Oltre ad un problema culturale vi è quindi
un problema politico. La prevenzione è spesso un lavoro “invisibile”
agli occhi del cittadino e di cui sicuramente non ne ha un immediato
guadagno. Ha molto più risalto per esempio la rivalutazione di spazi
verdi e ricreativi che non la messa in sicurezza degli edifici o
l’attuazione di norme sismiche sulla costruzione degli edifici stessi.
Il tutto si riduce ad un semplice discorso politico e quindi elettorale.
Un altro ostacolo alla prevenzione sono
certamente i costi. Fare prevenzione costa molto e come detto
precedentemente il cittadino comune non sempre ne ha un immediato
rientro (anzi si spera che non ne abbia proprio visto che vorrebbe dire
mettere alla prova la solidità di un edificio durante un evento sismico
per esempio). Nonostante spendere in prevenzione costi decisamente meno
che spendere dopo un’emergenza, la strada intrapresa quasi sempre in
Italia è la stessa: si attende una calamità e si ricostruisce.

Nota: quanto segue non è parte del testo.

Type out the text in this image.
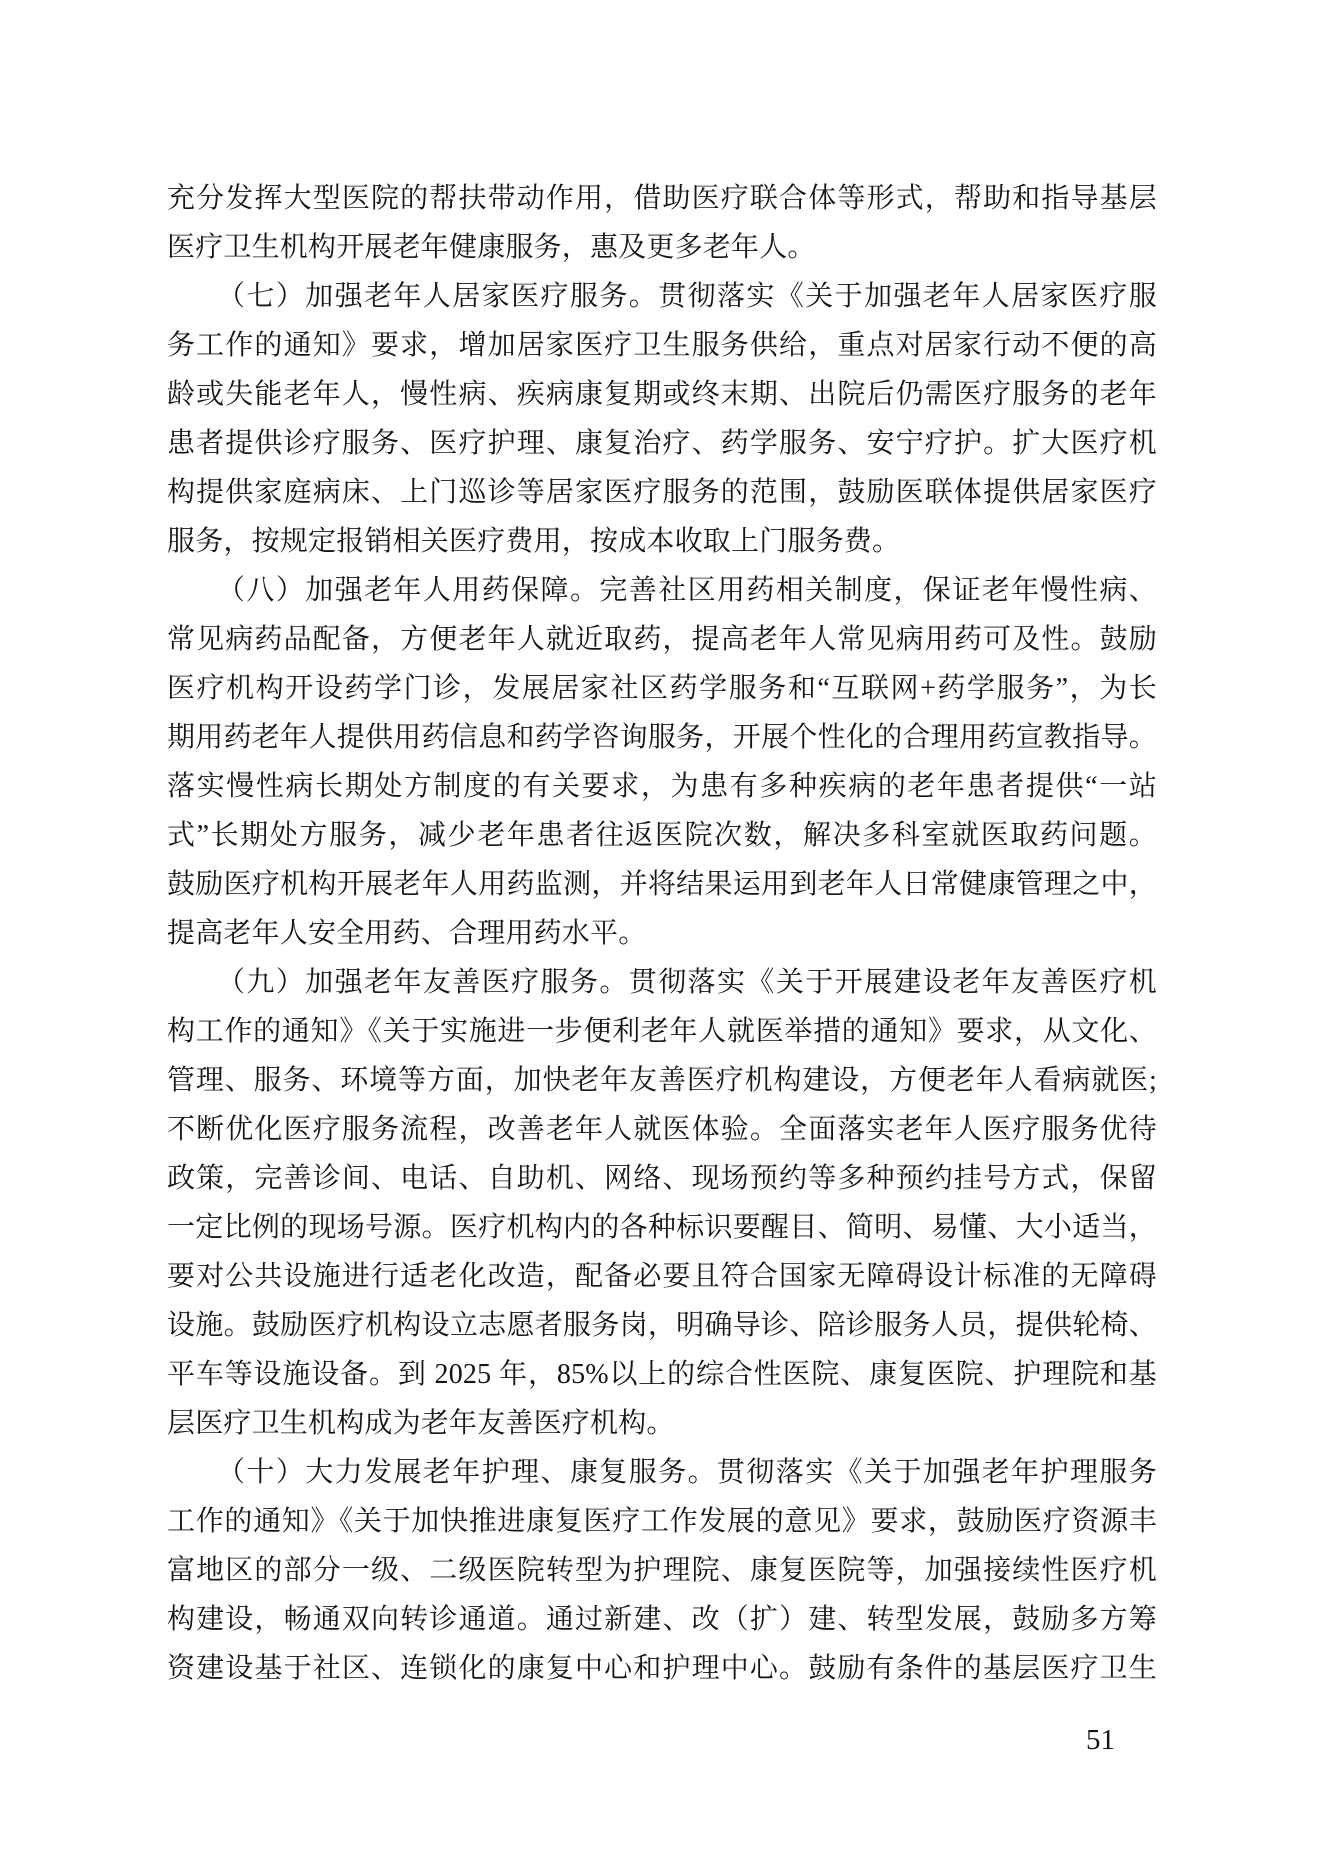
充分发挥大型医院的帮扶带动作用，借助医疗联合体等形式，帮助和指导基层
医疗卫生机构开展老年健康服务，惠及更多老年人。
（七）加强老年人居家医疗服务。贯彻落实《关于加强老年人居家医疗服
务工作的通知》要求，增加居家医疗卫生服务供给，重点对居家行动不便的高
龄或失能老年人，慢性病、疾病康复期或终末期、出院后仍需医疗服务的老年
患者提供诊疗服务、医疗护理、康复治疗、药学服务、安宁疗护。扩大医疗机
构提供家庭病床、上门巡诊等居家医疗服务的范围，鼓励医联体提供居家医疗
服务，按规定报销相关医疗费用，按成本收取上门服务费。
（八）加强老年人用药保障。完善社区用药相关制度，保证老年慢性病、
常见病药品配备，方便老年人就近取药，提高老年人常见病用药可及性。鼓励
医疗机构开设药学门诊，发展居家社区药学服务和“互联网+药学服务”，为长
期用药老年人提供用药信息和药学咨询服务，开展个性化的合理用药宣教指导。
落实慢性病长期处方制度的有关要求，为患有多种疾病的老年患者提供“一站
式”长期处方服务，减少老年患者往返医院次数，解决多科室就医取药问题。
鼓励医疗机构开展老年人用药监测，并将结果运用到老年人日常健康管理之中，
提高老年人安全用药、合理用药水平。
（九）加强老年友善医疗服务。贯彻落实《关于开展建设老年友善医疗机
构工作的通知》《关于实施进一步便利老年人就医举措的通知》要求，从文化、
管理、服务、环境等方面，加快老年友善医疗机构建设，方便老年人看病就医;
不断优化医疗服务流程，改善老年人就医体验。全面落实老年人医疗服务优待
政策，完善诊间、电话、自助机、网络、现场预约等多种预约挂号方式，保留
一定比例的现场号源。医疗机构内的各种标识要醒目、简明、易懂、大小适当，
要对公共设施进行适老化改造，配备必要且符合国家无障碍设计标准的无障碍
设施。鼓励医疗机构设立志愿者服务岗，明确导诊、陪诊服务人员，提供轮椅、
平车等设施设备。到 2025 年，85%以上的综合性医院、康复医院、护理院和基
层医疗卫生机构成为老年友善医疗机构。
（十）大力发展老年护理、康复服务。贯彻落实《关于加强老年护理服务
工作的通知》《关于加快推进康复医疗工作发展的意见》要求，鼓励医疗资源丰
富地区的部分一级、二级医院转型为护理院、康复医院等，加强接续性医疗机
构建设，畅通双向转诊通道。通过新建、改（扩）建、转型发展，鼓励多方筹
资建设基于社区、连锁化的康复中心和护理中心。鼓励有条件的基层医疗卫生
51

Sempre da un punto di vista prettamente
politico poi, ci sarebbe anche da dire che condoni edilizi e
finanziamenti statali a seguito di calamità, sono ulteriori ostacoli
alla cultura della prevenzione. Si costruisce dove non si dovrebbe
costruire e come se ciò non bastasse lo si fa anche male. Ma non è
finita qui: a seguito di una calamità, ci sono anche i contributi per la
ricostruzione. Una politica della prevenzione dovrebbe andare di pari
passo con una pianificazione territoriale. Quando questa si scontra con
vincoli normativi, interessi malavitosi, impianti abusivi non può che
uscirne sconfitta. L’esperienza dell’Abruzzo non ha fatto altro che
confermare, anche se per molti è stata una novità, che speculare sui
disastri e sul degrado ambientali frutta molto più che una politica di
prevenzione. E troppo frequentemente nessuno paga i propri errori.
Sono fermamente convinto che la strada
giusta per cambiare qualcosa, sia quella di perseguire una politica di
prevenzione, supportata però da una cultura dell’ambiente, da un’attenta
conoscenza del proprio territorio, dei rischi legato ad esso, da una
buona formazione scolastica (che non si limiti alla scuola dell’obbligo)
e da un’accurata pianificazione territoriale.
Ma è un percorso che cittadini, politici e
istituzioni pubbliche devono compiere assieme. Se questo bisogno di
sicurezza diventa un volere collettivo, allora le cose cominceranno a
cambiare.
Bisogna tenere conto e convincersi che
chiunque nel suo ambito può fare qualcosa. Non dobbiamo aspettare una
politica che parta dall’alto per cominciare a muoverci o di imposizioni
e sanzioni rigide dal punto di vista normativo. Fare qualcosa per il
nostro ambiente è possibile anche con i scarsi mezzi a cui ha accesso un
comune cittadino, tenendo conto che quanto fatto va a sommarsi a quello
fatto da altri, che nel complesso diventa qualcosa di sostanzioso.
Bisogna far nostra la cultura dell’autoprotezione, prendere coscienza
dei rischi e delle problematiche ambientali, acquisire adeguati
comportamenti per farvi fronte (quando non possono essere prevenuti),
prenderci le nostre responsabilità nei confronti delle generazioni
future rivedendo i nostri modelli e stili di vita, mutando il nostro
rapporto e ruolo all’interno dell’ambiente.